Вернувшись из роддома с маленькой Сонечкой, Ира словно не заметила исчезновения ноутбука, зато начала войну против Рюрика.
Если раньше ему было позволено летать по всему дому и сидеть у Марты на плече, где бы она ни находилась, то теперь Ира панически боялась его.
Она убеждала отца, что попугай опасен для ребенка, и это косвенно подтверждал некий болезненный интерес, который Рюрик к младенцу испытывал. Марта понимала, что попугай просто встревожен и желает разобраться, не угрожает ли ему это новое существо, но Ира отказывалась познакомить попугая с ребенком.

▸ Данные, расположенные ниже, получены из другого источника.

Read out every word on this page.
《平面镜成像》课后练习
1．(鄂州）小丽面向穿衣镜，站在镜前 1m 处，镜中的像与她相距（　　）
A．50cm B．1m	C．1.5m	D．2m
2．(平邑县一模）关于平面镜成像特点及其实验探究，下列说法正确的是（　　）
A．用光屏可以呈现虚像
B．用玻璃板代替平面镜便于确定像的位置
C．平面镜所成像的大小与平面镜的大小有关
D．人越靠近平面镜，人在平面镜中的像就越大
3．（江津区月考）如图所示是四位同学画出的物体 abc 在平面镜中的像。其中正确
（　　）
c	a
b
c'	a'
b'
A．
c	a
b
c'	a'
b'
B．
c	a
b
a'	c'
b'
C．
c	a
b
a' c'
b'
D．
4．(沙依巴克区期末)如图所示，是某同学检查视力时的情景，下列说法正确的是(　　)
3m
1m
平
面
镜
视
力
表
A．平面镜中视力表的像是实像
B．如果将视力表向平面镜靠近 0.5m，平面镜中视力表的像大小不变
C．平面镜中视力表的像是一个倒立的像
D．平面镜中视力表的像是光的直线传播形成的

Все это привело к предсказуемо психопатической атмосфере в доме: Рюрик крушил комнату Марты, откуда его нельзя было выпускать, Ира орала, что от попугая надо избавиться, а Марта, в свою очередь, орала, что никогда не отдаст его.

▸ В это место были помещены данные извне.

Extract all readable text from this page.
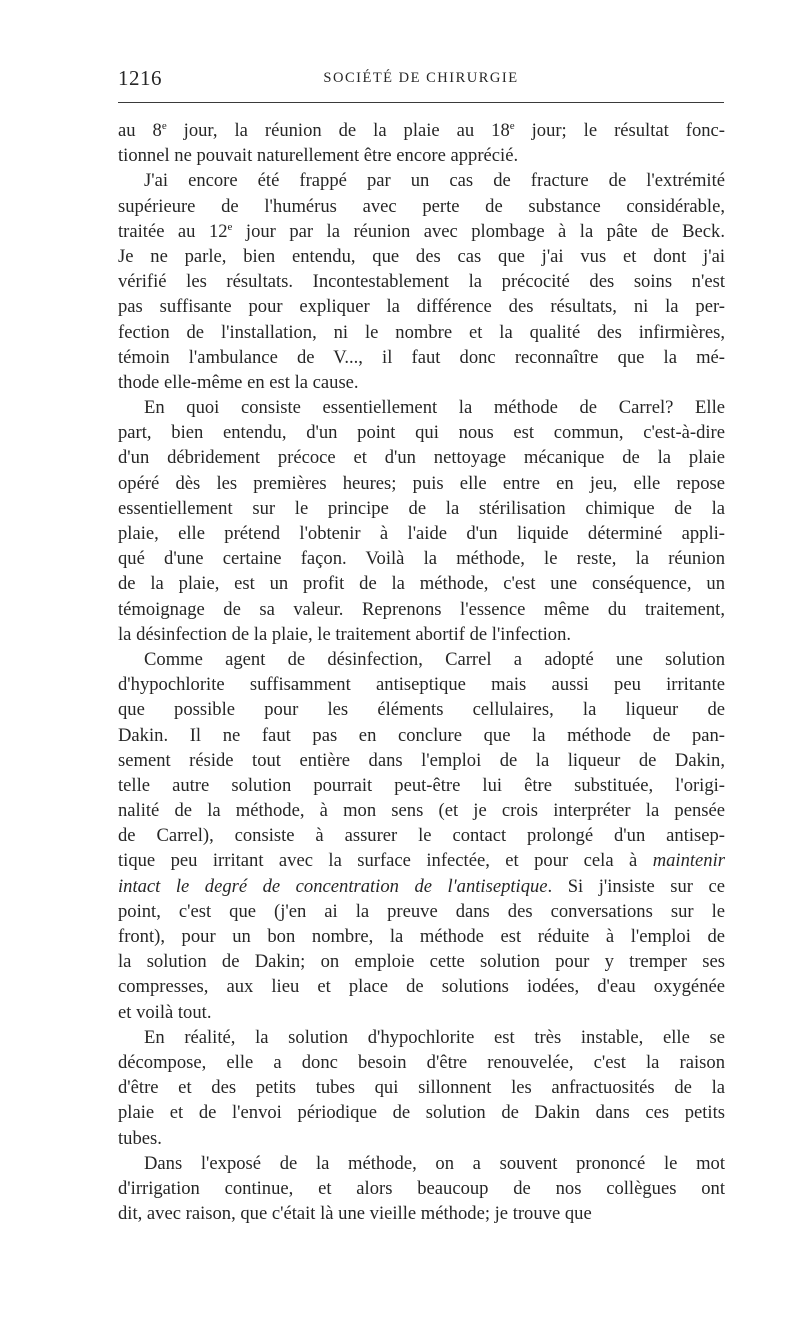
1216	SOCIÉTÉ DE CHIRURGIE
au 8e jour, la réunion de la plaie au 18e jour; le résultat fonc-
tionnel ne pouvait naturellement être encore apprécié.
J'ai encore été frappé par un cas de fracture de l'extrémité
supérieure de l'humérus avec perte de substance considérable,
traitée au 12e jour par la réunion avec plombage à la pâte de Beck.
Je ne parle, bien entendu, que des cas que j'ai vus et dont j'ai
vérifié les résultats. Incontestablement la précocité des soins n'est
pas suffisante pour expliquer la différence des résultats, ni la per-
fection de l'installation, ni le nombre et la qualité des infirmières,
témoin l'ambulance de V..., il faut donc reconnaître que la mé-
thode elle-même en est la cause.
En quoi consiste essentiellement la méthode de Carrel? Elle
part, bien entendu, d'un point qui nous est commun, c'est-à-dire
d'un débridement précoce et d'un nettoyage mécanique de la plaie
opéré dès les premières heures; puis elle entre en jeu, elle repose
essentiellement sur le principe de la stérilisation chimique de la
plaie, elle prétend l'obtenir à l'aide d'un liquide déterminé appli-
qué d'une certaine façon. Voilà la méthode, le reste, la réunion
de la plaie, est un profit de la méthode, c'est une conséquence, un
témoignage de sa valeur. Reprenons l'essence même du traitement,
la désinfection de la plaie, le traitement abortif de l'infection.
Comme agent de désinfection, Carrel a adopté une solution
d'hypochlorite suffisamment antiseptique mais aussi peu irritante
que possible pour les éléments cellulaires, la liqueur de
Dakin. Il ne faut pas en conclure que la méthode de pan-
sement réside tout entière dans l'emploi de la liqueur de Dakin,
telle autre solution pourrait peut-être lui être substituée, l'origi-
nalité de la méthode, à mon sens (et je crois interpréter la pensée
de Carrel), consiste à assurer le contact prolongé d'un antisep-
tique peu irritant avec la surface infectée, et pour cela à maintenir
intact le degré de concentration de l'antiseptique. Si j'insiste sur ce
point, c'est que (j'en ai la preuve dans des conversations sur le
front), pour un bon nombre, la méthode est réduite à l'emploi de
la solution de Dakin; on emploie cette solution pour y tremper ses
compresses, aux lieu et place de solutions iodées, d'eau oxygénée
et voilà tout.
En réalité, la solution d'hypochlorite est très instable, elle se
décompose, elle a donc besoin d'être renouvelée, c'est la raison
d'être et des petits tubes qui sillonnent les anfractuosités de la
plaie et de l'envoi périodique de solution de Dakin dans ces petits
tubes.
Dans l'exposé de la méthode, on a souvent prononcé le mot
d'irrigation continue, et alors beaucoup de nos collègues ont
dit, avec raison, que c'était là une vieille méthode; je trouve que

Когда ребенку исполнилось полгода и он уже проявлял некоторую осмысленность, Марта предприняла роковую вылазку.
Воспользовавшись тем, что Ира прилегла отдохнуть, поручив ей следить за Соней, она выпустила Рюрика из комнаты. Попугай мгновенно оказался на бортике детской кроватки. Марта стояла тут же.
— Это Соня, видишь? — сказала она.
Рюрик недоверчиво смотрел на Соню, а та силилась приподняться на ручках, чтобы получше его разглядеть.
— Соня хорошая, — добавила Марта.
Ира вошла в комнату в тот момент, когда Рюрик медленно спускался к Соне по деревянным прутьям на бортике кровати. С истошным воплем она схватила диванную подушку, рванулась к кроватке и со всей силы ударила Рюрика.
Соня зарыдала.
— Зачем?! — крикнула Марта.
Ира взяла Соню на руки и, пообещав все рассказать отцу, вылетела из комнаты.
Марта, словно повторяя действия Иры, взяла на руки оглушенного попугая, и впервые в жизни он больно, до крови, укусил ее.
— Марта! Марта! — Она пришла в себя от того, что девочка дергала ее за волосы. — Проснись!
Марта открыла глаза. На болото медленно, но неумолимо опускались сумерки. Она почти ничего не видела, кроме пятна белой блузки в коричневых разводах.
— Пойдем, — сказала девочка, — надо идти.
— Я не знаю куда, — возразила Марта.
— Я знаю, — девочка тянула ее за руку, — я выведу тебя.
Марта встала — сначала на колени, потом, опираясь на сосну, поднялась на ноги.
Несколько секунд она стояла, прикрыв глаза, чтобы унять тошноту, чтобы утих салют, взрывающийся перед глазами. Девочка всунула в ее ладонь посох, как у пилигрима, одной рукой Марта опиралась на него, а другой то и дело подтягивала спадающие джинсы.
— Может, поешь немного морошки? — спросила девочка.
Марта поморщилась, ей больше не хотелось есть.